Web edition: May 30, 2012
Harmless as they may look, some of the microbes called cyanobacteria have the power to dose waterways with a range of chemicals that might cause deformities in frogs or other vertebrate wildlife.
Cyanobacteria, also called blue-green algae, could be an underappreciated but widespread source of compounds called retinoic acids in waterways, says environmental toxicologist Jianying Hu of Peking University. Out of 24 kinds of cyanobacteria grown in a lab, 13 produced some kind of retinoic acid or retinoic acid cousin, Hu and her colleagues report online May 29 in the Proceedings of the National Academy of Sciences.
Retinoic acids, formed from vitamin A, help sculpt developing body parts in vertebrates. Researchers puzzling over clusters of deformed frogs first highlighted in the 1990s have considered retinoic acids as one of several possible villains.
Hu and colleagues also analyzed samples from China’s third largest freshwater lake, Taihu Lake, which is rich in cyanobacteria blooms.

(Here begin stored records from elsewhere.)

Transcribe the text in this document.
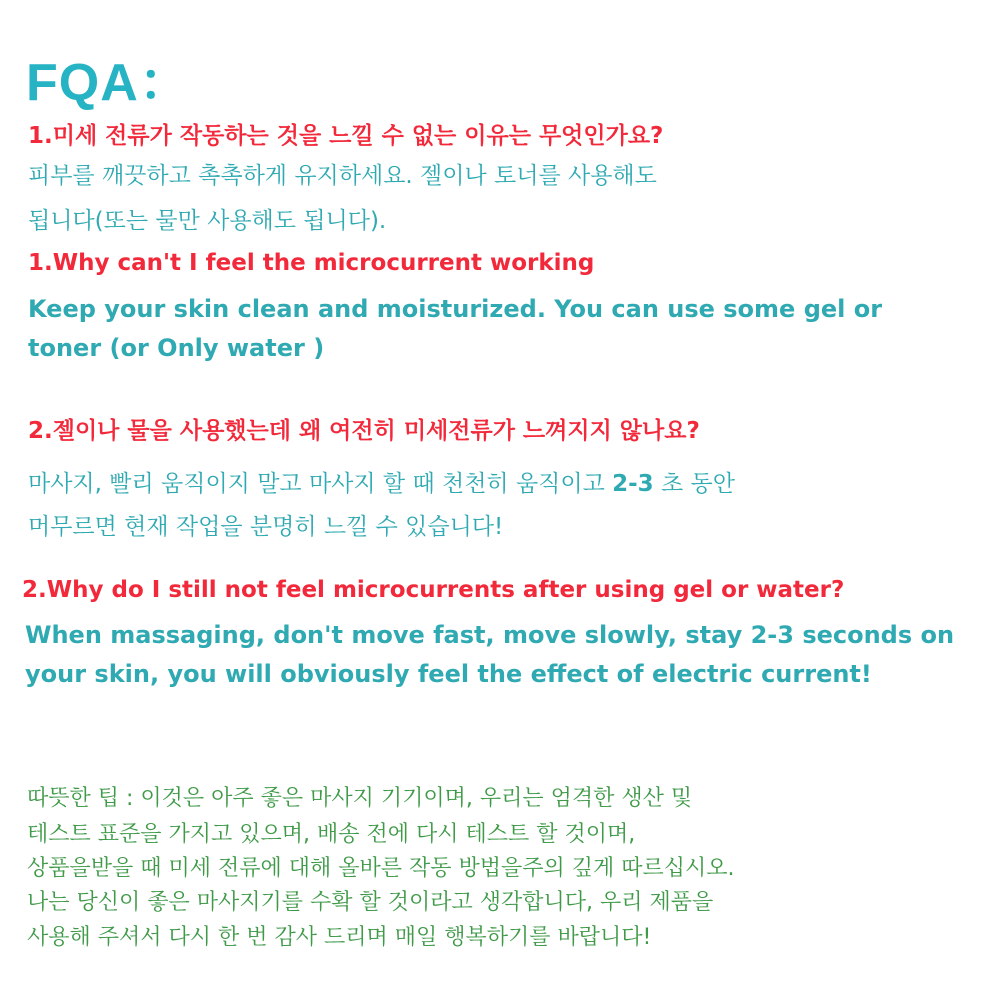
FQA：
1.미세 전류가 작동하는 것을 느낄 수 없는 이유는 무엇인가요?
피부를 깨끗하고 촉촉하게 유지하세요. 젤이나 토너를 사용해도
됩니다(또는 물만 사용해도 됩니다).
1.Why can't I feel the microcurrent working
Keep your skin clean and moisturized. You can use some gel or
toner (or Only water )
2.젤이나 물을 사용했는데 왜 여전히 미세전류가 느껴지지 않나요?
마사지, 빨리 움직이지 말고 마사지 할 때 천천히 움직이고 2-3 초 동안
머무르면 현재 작업을 분명히 느낄 수 있습니다!
2.Why do I still not feel microcurrents after using gel or water?
When massaging, don't move fast, move slowly, stay 2-3 seconds on
your skin, you will obviously feel the effect of electric current!
따뜻한 팁 : 이것은 아주 좋은 마사지 기기이며, 우리는 엄격한 생산 및
테스트 표준을 가지고 있으며, 배송 전에 다시 테스트 할 것이며,
상품을받을 때 미세 전류에 대해 올바른 작동 방법을주의 깊게 따르십시오.
나는 당신이 좋은 마사지기를 수확 할 것이라고 생각합니다, 우리 제품을
사용해 주셔서 다시 한 번 감사 드리며 매일 행복하기를 바랍니다!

The lake carries high concentrations of retinoic acids, the researchers found.
The new work “opens up a new area of potential research,” says plankton ecologist Karl Havens, who directs the Florida Sea Grant College Program in Gainesville. “I will be interested now to see if the compounds are found in other lakes with cyanobacteria blooms, or even if they continue to be documented in this lake,” he says.
The retinoic acid concentration found in Taihu Lake — up to 20 nanograms per liter — was 10,000 times what Kunimitsu Kaya of the University of Tsukuba in Japan and his colleagues have found in Japanese lakes. Last year Kaya reported cyanobacteria making a retinoic acid cousin (7-hydroxy retinoic acid); he says he finds it plausible that blooms create such extreme conditions in Taihu. Scum there probably blocks sunlight that otherwise would break down some of the very potent retinoic acids.
There’s not enough information yet to link cyanobacteria to high rates of amphibian deformities, says ecologist Andrew Blaustein of Oregon State University in Corvallis. He and other researchers have proposed a variety of other possible contributing menaces, including UV radiation and trematode parasites.
Parasites, a leading hypothesis for the cause of some limb abnormalities, certainly don’t explain all the cases, says disease ecologist Pieter Johnson of the University of Colorado Boulder. The new paper “may be a useful step forward in helping to explain abnormalities in wetlands without the parasite.